Mattress Chart: What about the Box Spring

If you’re reviewing the mattress dimensions chart, you may spot something amiss. There is no mention of the box spring and its dimension.

Many buyers choose a box spring to add more support to the mattress. But this is not a necessity. Box springs are an option, not a must.

If you want to use a box spring under your mattress, what size box spring should you choose? This isn’t too complicated, as box springs come in the same dimensions as their mattress counterparts.

But there are a few exceptions: King and California King. These two mattress sizes actually require two Twin (or Twin XL for California King) box springs.

If you’re purchasing twin mattresses for bunk beds, then you don’t use a box spring. Instead bunkie boards are used beneath the mattress to provide additional support.
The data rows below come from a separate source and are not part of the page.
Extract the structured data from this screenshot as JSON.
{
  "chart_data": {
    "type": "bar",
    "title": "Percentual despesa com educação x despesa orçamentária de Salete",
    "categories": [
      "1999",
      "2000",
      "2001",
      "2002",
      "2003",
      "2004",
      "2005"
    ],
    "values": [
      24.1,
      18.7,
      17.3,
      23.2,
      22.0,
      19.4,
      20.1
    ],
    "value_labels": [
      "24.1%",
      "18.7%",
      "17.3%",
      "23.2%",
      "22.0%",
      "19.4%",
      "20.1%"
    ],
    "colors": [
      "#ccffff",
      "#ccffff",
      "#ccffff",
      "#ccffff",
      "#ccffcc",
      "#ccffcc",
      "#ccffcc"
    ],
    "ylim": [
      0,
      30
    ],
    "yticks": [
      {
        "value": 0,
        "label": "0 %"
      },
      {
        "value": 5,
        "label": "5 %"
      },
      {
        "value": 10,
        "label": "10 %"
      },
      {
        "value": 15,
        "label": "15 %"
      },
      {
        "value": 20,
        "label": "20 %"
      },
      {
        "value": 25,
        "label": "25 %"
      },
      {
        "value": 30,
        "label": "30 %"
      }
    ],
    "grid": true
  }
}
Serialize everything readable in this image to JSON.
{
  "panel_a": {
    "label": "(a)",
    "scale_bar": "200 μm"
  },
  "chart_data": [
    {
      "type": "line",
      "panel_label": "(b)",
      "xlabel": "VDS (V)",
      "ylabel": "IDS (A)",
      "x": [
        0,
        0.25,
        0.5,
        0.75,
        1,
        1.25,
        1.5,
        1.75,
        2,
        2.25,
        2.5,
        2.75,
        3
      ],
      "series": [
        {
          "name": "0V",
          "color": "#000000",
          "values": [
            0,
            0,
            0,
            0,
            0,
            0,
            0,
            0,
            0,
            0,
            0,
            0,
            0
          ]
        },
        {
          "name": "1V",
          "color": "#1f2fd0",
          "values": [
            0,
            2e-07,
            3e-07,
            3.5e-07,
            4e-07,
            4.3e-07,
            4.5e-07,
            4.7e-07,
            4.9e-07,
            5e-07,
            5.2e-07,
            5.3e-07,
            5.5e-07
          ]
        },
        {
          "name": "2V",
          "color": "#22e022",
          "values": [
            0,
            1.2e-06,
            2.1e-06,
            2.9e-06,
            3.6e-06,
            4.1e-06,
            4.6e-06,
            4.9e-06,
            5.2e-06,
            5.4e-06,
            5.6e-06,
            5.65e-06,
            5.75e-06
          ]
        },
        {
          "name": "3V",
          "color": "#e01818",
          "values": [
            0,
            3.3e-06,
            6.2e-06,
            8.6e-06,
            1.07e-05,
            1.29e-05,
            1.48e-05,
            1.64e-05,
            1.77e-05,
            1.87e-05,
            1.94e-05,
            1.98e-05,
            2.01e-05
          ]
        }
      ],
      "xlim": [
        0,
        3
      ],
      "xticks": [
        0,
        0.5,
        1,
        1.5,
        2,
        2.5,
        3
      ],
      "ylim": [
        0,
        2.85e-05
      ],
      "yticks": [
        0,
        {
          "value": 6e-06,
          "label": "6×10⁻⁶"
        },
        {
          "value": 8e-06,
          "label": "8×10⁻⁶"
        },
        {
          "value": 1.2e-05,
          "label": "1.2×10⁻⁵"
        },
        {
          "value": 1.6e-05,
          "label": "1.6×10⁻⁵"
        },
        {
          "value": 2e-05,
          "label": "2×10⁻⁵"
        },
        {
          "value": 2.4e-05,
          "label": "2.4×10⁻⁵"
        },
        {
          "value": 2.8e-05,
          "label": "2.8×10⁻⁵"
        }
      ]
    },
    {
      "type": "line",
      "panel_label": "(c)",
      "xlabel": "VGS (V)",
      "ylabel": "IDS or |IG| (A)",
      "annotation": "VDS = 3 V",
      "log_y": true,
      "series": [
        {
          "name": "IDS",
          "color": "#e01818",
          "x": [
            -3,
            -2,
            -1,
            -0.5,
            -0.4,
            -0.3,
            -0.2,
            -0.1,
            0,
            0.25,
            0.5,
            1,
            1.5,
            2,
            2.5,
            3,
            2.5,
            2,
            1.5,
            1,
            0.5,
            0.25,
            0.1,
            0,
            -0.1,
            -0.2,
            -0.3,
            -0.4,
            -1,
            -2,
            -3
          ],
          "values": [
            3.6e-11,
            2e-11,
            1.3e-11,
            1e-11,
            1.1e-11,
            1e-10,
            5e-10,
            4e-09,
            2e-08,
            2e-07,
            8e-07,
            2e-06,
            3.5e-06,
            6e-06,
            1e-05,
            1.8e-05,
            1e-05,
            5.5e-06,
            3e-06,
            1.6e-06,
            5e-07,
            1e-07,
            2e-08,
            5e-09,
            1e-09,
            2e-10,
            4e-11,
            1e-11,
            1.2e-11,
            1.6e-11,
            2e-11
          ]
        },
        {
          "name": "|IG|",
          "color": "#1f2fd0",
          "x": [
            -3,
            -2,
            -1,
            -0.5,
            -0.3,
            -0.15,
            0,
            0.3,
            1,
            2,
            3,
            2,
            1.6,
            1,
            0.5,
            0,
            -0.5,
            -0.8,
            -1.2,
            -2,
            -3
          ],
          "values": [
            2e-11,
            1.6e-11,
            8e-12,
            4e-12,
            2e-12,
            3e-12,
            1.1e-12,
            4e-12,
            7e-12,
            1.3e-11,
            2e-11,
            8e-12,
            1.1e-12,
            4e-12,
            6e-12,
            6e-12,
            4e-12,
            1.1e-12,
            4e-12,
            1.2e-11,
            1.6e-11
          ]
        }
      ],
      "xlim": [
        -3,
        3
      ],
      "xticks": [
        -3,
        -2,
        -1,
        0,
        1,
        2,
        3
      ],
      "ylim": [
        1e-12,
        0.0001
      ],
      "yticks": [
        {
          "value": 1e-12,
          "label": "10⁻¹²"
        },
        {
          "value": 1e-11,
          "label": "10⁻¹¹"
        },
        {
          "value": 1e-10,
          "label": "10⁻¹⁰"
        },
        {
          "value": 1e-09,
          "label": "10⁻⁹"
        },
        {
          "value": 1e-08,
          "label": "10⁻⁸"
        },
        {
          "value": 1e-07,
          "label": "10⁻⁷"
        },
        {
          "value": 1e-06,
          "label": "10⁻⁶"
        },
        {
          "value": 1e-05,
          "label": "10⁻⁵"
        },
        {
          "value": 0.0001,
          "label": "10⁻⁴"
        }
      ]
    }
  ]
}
Some bed frames also provide a board that supports the mattress, and this makes a box spring unnecessary.

Of course, some people just don’t want a spring below their mattress. Again, the choice is all about personal comfort.

While the most common mattress dimensions are Twin, Twin XL, Full, Queen, King and California King, many factors determine the size that each buyer selects. Your body type, height, budget, sleeping habits, sleeping partners and bedroom size all affect the mattress size you purchase.

If you’re confused, use the mattress dimension guide to visualize the measurements of each size to help determine the perfect fit for your lifestyle and bedroom…and ensure the sweetest dreams every night.